Posted January 9, 2007 by portlandor
Categories: Uncategorized

Seeing a big yellow bag on my back during morning arrival and afternoon departure is a common site for my co-workers. That big yellow bag is a waterproof Ortlieb messenger bag. Ortlieb Messenger Bag

I must say that if you’re the sort who would rather “pack it on your back” than retrofit your ride with panniers, then this baby is for you. This is especially true if you live in a wet climate (like I do).

With a roomy 1,831 cubic inches of space this completely waterproof bag can carry quite a load. I routinely pack a laptop computer, work clothes, sack-lunch, valuables and extra cycling gear.

This little gem isn’t cheap but it’s well worth the price if you do a lot of wet weather cycling. An added bonus is the very bright color choices (yellow & orange) that improves your visibilty to motorists.

Only five types of people who commute on bikes?

Posted January 8, 2007 by portlandor
Categories: Uncategorized

Thirty-year bike commuter Grant Petersen from Rivendell Bicycle Works paraphrased the great Greg LeMond in his bicycle commuting tips when he wrote, “Riding never gets easier, you just go faster, but the effort remains about the same.”

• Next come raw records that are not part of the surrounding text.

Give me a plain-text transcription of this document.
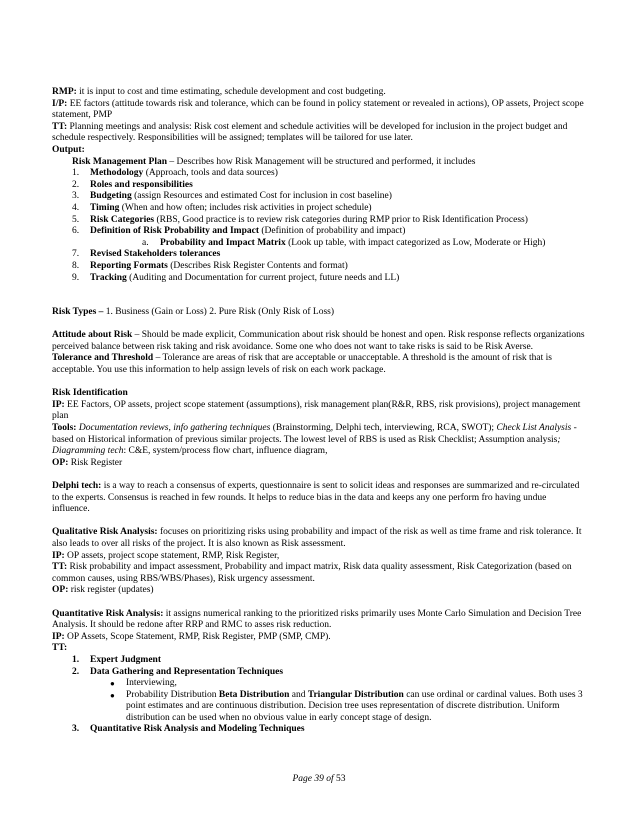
RMP: it is input to cost and time estimating, schedule development and cost budgeting.

I/P: EE factors (attitude towards risk and tolerance, which can be found in policy statement or revealed in actions), OP assets, Project scope statement, PMP

TT: Planning meetings and analysis: Risk cost element and schedule activities will be developed for inclusion in the project budget and schedule respectively. Responsibilities will be assigned; templates will be tailored for use later.

Output:

Risk Management Plan – Describes how Risk Management will be structured and performed, it includes

1.	Methodology (Approach, tools and data sources)
2.	Roles and responsibilities
3.	Budgeting (assign Resources and estimated Cost for inclusion in cost baseline)
4.	Timing (When and how often; includes risk activities in project schedule)
5.	Risk Categories (RBS, Good practice is to review risk categories during RMP prior to Risk Identification Process)
6.	Definition of Risk Probability and Impact (Definition of probability and impact)
a.	Probability and Impact Matrix (Look up table, with impact categorized as Low, Moderate or High)
7.	Revised Stakeholders tolerances
8.	Reporting Formats (Describes Risk Register Contents and format)
9.	Tracking (Auditing and Documentation for current project, future needs and LL)

Risk Types – 1. Business (Gain or Loss) 2. Pure Risk (Only Risk of Loss)

Attitude about Risk – Should be made explicit, Communication about risk should be honest and open. Risk response reflects organizations perceived balance between risk taking and risk avoidance. Some one who does not want to take risks is said to be Risk Averse.

Tolerance and Threshold – Tolerance are areas of risk that are acceptable or unacceptable. A threshold is the amount of risk that is acceptable. You use this information to help assign levels of risk on each work package.

Risk Identification

IP: EE Factors, OP assets, project scope statement (assumptions), risk management plan(R&R, RBS, risk provisions), project management plan

Tools: Documentation reviews, info gathering techniques (Brainstorming, Delphi tech, interviewing, RCA, SWOT); Check List Analysis - based on Historical information of previous similar projects. The lowest level of RBS is used as Risk Checklist; Assumption analysis; Diagramming tech: C&E, system/process flow chart, influence diagram,

OP: Risk Register

Delphi tech: is a way to reach a consensus of experts, questionnaire is sent to solicit ideas and responses are summarized and re-circulated to the experts. Consensus is reached in few rounds. It helps to reduce bias in the data and keeps any one perform fro having undue influence.

Qualitative Risk Analysis: focuses on prioritizing risks using probability and impact of the risk as well as time frame and risk tolerance. It also leads to over all risks of the project. It is also known as Risk assessment.

IP: OP assets, project scope statement, RMP, Risk Register,

TT: Risk probability and impact assessment, Probability and impact matrix, Risk data quality assessment, Risk Categorization (based on common causes, using RBS/WBS/Phases), Risk urgency assessment.

OP: risk register (updates)

Quantitative Risk Analysis: it assigns numerical ranking to the prioritized risks primarily uses Monte Carlo Simulation and Decision Tree Analysis. It should be redone after RRP and RMC to asses risk reduction.

IP: OP Assets, Scope Statement, RMP, Risk Register, PMP (SMP, CMP).

TT:

1.	Expert Judgment
2.	Data Gathering and Representation Techniques
●	Interviewing,
●	Probability Distribution Beta Distribution and Triangular Distribution can use ordinal or cardinal values. Both uses 3 point estimates and are continuous distribution. Decision tree uses representation of discrete distribution. Uniform distribution can be used when no obvious value in early concept stage of design.
3.	Quantitative Risk Analysis and Modeling Techniques
Page 39 of 53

Grant also asserted the following in his insightful piece “What They Don’t Tell You About Bike Commuting“…

There are only five types of people who commute on bikes:
 1. Athletes who use their commute as training or time-on-the-bike
 2. People who don’t have cars or access to public transportation
 3. Bad drivers who’ve had their licenses suspended
 4. Practicalists whose commute is easier by bike than it is by car
 5. People who just plain like pedaling a bike

Do you agree that Grant’s list is all encompassing?
So why do you commute by bike? For me it’s a little of #4 and #5.